The statue of slain Prime Minister S.W.R.D. Bandaranaike on Galle Face Green must be feeling lonely, betrayed and left-behind. His was the statue that was erected outside the old Parliament lawn, signifying true freedom, unlike those of many national leaders, from colonial precursors to his contemporaries in the first Parliament of Independent Ceylon, all nudging for space. Standing splendidly a tangent above the long and straight stretch of Galle Road, Bandaranaike’s view dominated the lush Galle Face Green and embraced the infinite blue horizon, while his half-raised open arms reassuringly welcomed the world with confidence as his once blood-stained torso was silently consoled in the breeze.
That was then.
Today, condemned to remain a squatter in a land owned by the country that once built a gigantic convention hall in his name, Bandaranaike’s open-armed gesture laments him being rendered a miniature at the feet of a towering foreign-held hotel.
The blue ocean is being swallowed up to become a foreign-held city.
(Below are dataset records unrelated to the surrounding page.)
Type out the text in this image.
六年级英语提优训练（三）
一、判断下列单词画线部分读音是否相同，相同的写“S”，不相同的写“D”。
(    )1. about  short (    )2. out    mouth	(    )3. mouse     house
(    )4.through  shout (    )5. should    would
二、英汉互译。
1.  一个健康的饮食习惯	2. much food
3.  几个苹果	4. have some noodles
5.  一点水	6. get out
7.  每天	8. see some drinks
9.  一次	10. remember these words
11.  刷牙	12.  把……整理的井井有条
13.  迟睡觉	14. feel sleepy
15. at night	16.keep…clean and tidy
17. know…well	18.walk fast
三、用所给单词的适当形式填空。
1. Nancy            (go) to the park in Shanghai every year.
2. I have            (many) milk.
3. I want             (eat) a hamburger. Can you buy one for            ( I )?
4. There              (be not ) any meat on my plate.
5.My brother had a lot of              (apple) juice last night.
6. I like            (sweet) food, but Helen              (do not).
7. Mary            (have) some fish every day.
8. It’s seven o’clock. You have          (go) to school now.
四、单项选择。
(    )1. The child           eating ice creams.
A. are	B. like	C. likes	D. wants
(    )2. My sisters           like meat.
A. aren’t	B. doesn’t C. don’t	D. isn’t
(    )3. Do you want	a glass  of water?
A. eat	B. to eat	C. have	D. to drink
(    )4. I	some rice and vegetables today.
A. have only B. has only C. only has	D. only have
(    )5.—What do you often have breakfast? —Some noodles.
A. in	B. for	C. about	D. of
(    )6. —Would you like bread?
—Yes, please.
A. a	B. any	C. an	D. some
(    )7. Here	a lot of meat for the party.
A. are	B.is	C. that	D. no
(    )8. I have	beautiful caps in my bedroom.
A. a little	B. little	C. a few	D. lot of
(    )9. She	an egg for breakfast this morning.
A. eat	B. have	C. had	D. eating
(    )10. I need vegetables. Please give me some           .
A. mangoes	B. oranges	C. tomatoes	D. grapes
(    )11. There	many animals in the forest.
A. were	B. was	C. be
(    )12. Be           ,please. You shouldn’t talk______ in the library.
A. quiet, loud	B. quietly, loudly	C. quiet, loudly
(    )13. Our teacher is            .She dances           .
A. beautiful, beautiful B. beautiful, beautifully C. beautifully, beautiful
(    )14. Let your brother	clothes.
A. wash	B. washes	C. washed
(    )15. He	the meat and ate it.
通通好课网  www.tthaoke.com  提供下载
As he still looks on with such profound and placid indifference in his reduced self, he may still not find inner solace.
Like a ferocious serpent whose tail devoured its head, the political movement that he set in motion to free Sri Lanka from shackles, with hopes as pure as the blue sky, is now being swallowed whole by a vicious clan of deceitful mercenaries clad in the colour of that fateful blood stain.
Hands off policy of the President
Last week, when Sri Lanka Freedom Party (SLFP) pledged its support to the Presidential candidate fielded by Sri Lanka Podujana Peramuna (SLPP), it happened with a great deal of fanfare. But the contents of the agreement remained highly secretive, withheld from the party membership on both sides.
It was a clear enough sign that neither party wanted transparency. At least, the Chairman of the party President Maithripala Sirisena chose to keep a distance by appointing an election time chair to the party. Perhaps he has felt the pricking of conscience that he cannot lend his party’s support to elect the very forces that he ousted with the support of 6.2 million well-meaning citizens of Sri Lanka.
On the other hand, at the exit point of a Presidency that was largely consumed with staging an anti-Ranil Wickremesinghe resistance, the President cannot stand hand in hand with a UNP Presidential candidate, with Wickremesinghe poised to retain the premiership even post-election. Under the terms of the 19th Amendment to the Constitution, a Prime Minister cannot be removed at Presidential whim any longer.
End of SLFP ethos
The Sri Lanka Freedom Party was the largest party in Sri Lanka’s left-of-centre politics. The SLFP stood for welfare, reforms and a fair amount of nationalism. Today, as the SLPP consumes the SLFP, it would be difficult for it to guide the policy of the SLPP, which dominates the largest vote block of nearly 37%.
The SLFP will now find itself a log in the river full of SLPP waters. SLFP was once the party that united the scattered Leftist parties to form a broad coalition against the UNP. Such coalitions defeated UNP-led campaigns in 1956, 1960, 1970, 1994, and 2005. However, the party’s golden days are now spent. In the event the SLPP emerges victorious in the November 2019 presidential election, the SLFP will find itself an identity spanning over 60 years, absorbed completely into the SLPP monolith.